Mais le rapport sur l’antisémitisme comprenait également une litanie de transgressions commises par la Harvard Divinity School et qui auraient porté atteinte à l’environnement d’apprentissage des étudiants juifs et israéliens.
Le rapport critiquait notamment le programme « Religion et vie publique » de l’école, qui étudie les questions de religion et de justice et qui a pris le conflit israélo-palestinien comme étude de cas.
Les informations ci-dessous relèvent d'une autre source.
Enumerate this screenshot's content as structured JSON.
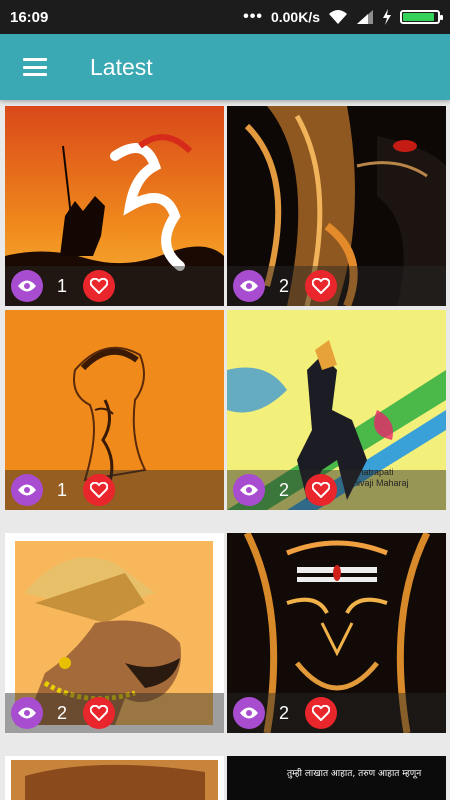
{
  "status_bar": {
    "time": "16:09",
    "dots": "•••",
    "speed": "0.00K/s"
  },
  "app_bar": {
    "title": "Latest",
    "menu_icon": "hamburger-icon"
  },
  "cards": [
    {
      "image": "maratha-warrior-horse-sunset",
      "views": "1"
    },
    {
      "image": "fierce-face-fire",
      "views": "2"
    },
    {
      "image": "shivaji-sketch-orange",
      "views": "1"
    },
    {
      "image": "shivaji-horse-colorful",
      "views": "2"
    },
    {
      "image": "shivaji-lowpoly-portrait",
      "views": "2"
    },
    {
      "image": "fiery-face-tilak",
      "views": "2"
    },
    {
      "image": "partial-portrait",
      "views": ""
    },
    {
      "image": "marathi-text-dark",
      "views": ""
    }
  ],
  "partial_text": "तुम्ही लाखात आहात, तरुण आहात म्हणून"
}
« Le programme Religion et vie publique de la Harvard Divinity School illustre la manière dont une sélection limitée de cours de haut-niveau sur le Judaïsme et sur le sujet Israël/Palestine, en plus de la présence influente d’un programme proposant un traitement politisé et partial de questions controversées et l’adoption d’une pédagogie de ‘dé-sionisation’, nuit à l’environnement d’apprentissage de tous les étudiants, et en particulier de nombreux étudiants Juifs et israéliens », indiquait le rapport.
Magid a reconnu le bien-fondé de certaines des critiques formulées à l’encontre du programme consacré à la religion et à la vie publique.
« Je pense qu’ils auraient probablement dû élargir leurs horizons et peut-être choisir une autre étude de cas. Je pense qu’après le 7 octobre, certaines choses qui se sont passées au sein de ce programme étaient probablement malavisées », a-t-il expliqué. « C’était une période compliquée. Les gens ont fait certaines choses qui étaient peut-être malavisées, et je pense que nous essayons en quelque sorte de remédier à ce problème. »
Magid a déclaré que l’accusation laissant entendre qu’il n’y avait pas de diversité à la Harvard Divinity School « sur la question d’Israël ou du sionisme » était « manifestement fausse » en citant Jon Levenson, un professeur d’études juives qui a écrit des articles critiques sur les antisionistes.
« Jon Levenson est un membre très conservateur et pro-sioniste du corps enseignant. Je ne suis pas sioniste, c’est peut-être cela la diversité, non ? Je pense simplement que les gens ne comprennent pas comment fonctionnent les universités », a déclaré Magid.
Il a souligné qu’il avait donné des cours à Kestenbaum qui étaient consacrés à l’exil, à la diaspora et au traumatisme dans l’imaginaire juif pendant « l’année du 7 octobre », aux côtés d’autres étudiants qui étaient « ouvertement et manifestement antisionistes ».
« Nous étions assis ensemble en classe. Les gens n’étaient pas d’accord », s’est-il rappelé. « C’était respectueux, et c’est ainsi que cela devrait être à l’université ».
Magid, qui avait obtenu la nationalité israélienne en 1980, avait été ordonné rabbin pendant ses études à Jérusalem et il est rabbin de la synagogue Fire Island à Long Island, dans l’État de New York. Dans une interview accordée précédemment à la JTA, Magid avait raconté qu’il « avait perdu ses illusions sur le sionisme pendant son service dans l’armée israélienne pendant la première Intifada, en voyant de près la manière dont nous dominions le peuple palestinien ».
En tant que professeur d’études juives à Dartmouth et professeur invité à Harvard depuis 2023, Magid a donné des cours sur la Kabbale, le hassidisme et la philosophie juive médiévale et moderne. Il est l’auteur de nombreux ouvrages, notamment des études sur la Kabbale lurianique et le hassidisme; Il a aussi écrit une biographie sur le rabbin radical d’extrême droite Meir Kahane.
Cet automne, il doit donner un cours sur la liturgie juive et un autre intitulé « Piété, pratique et politique : Thomas Merton et Martin Buber », consacré à deux théologiens du XXe siècle, l’un chrétien et l’autre juif.
« C’est vraiment drôle que les gens parlent de mon positionnement à l’égard d’Israël ou du sionisme », a dit Magid. « La vérité, c’est que je n’enseigne même pas cela ».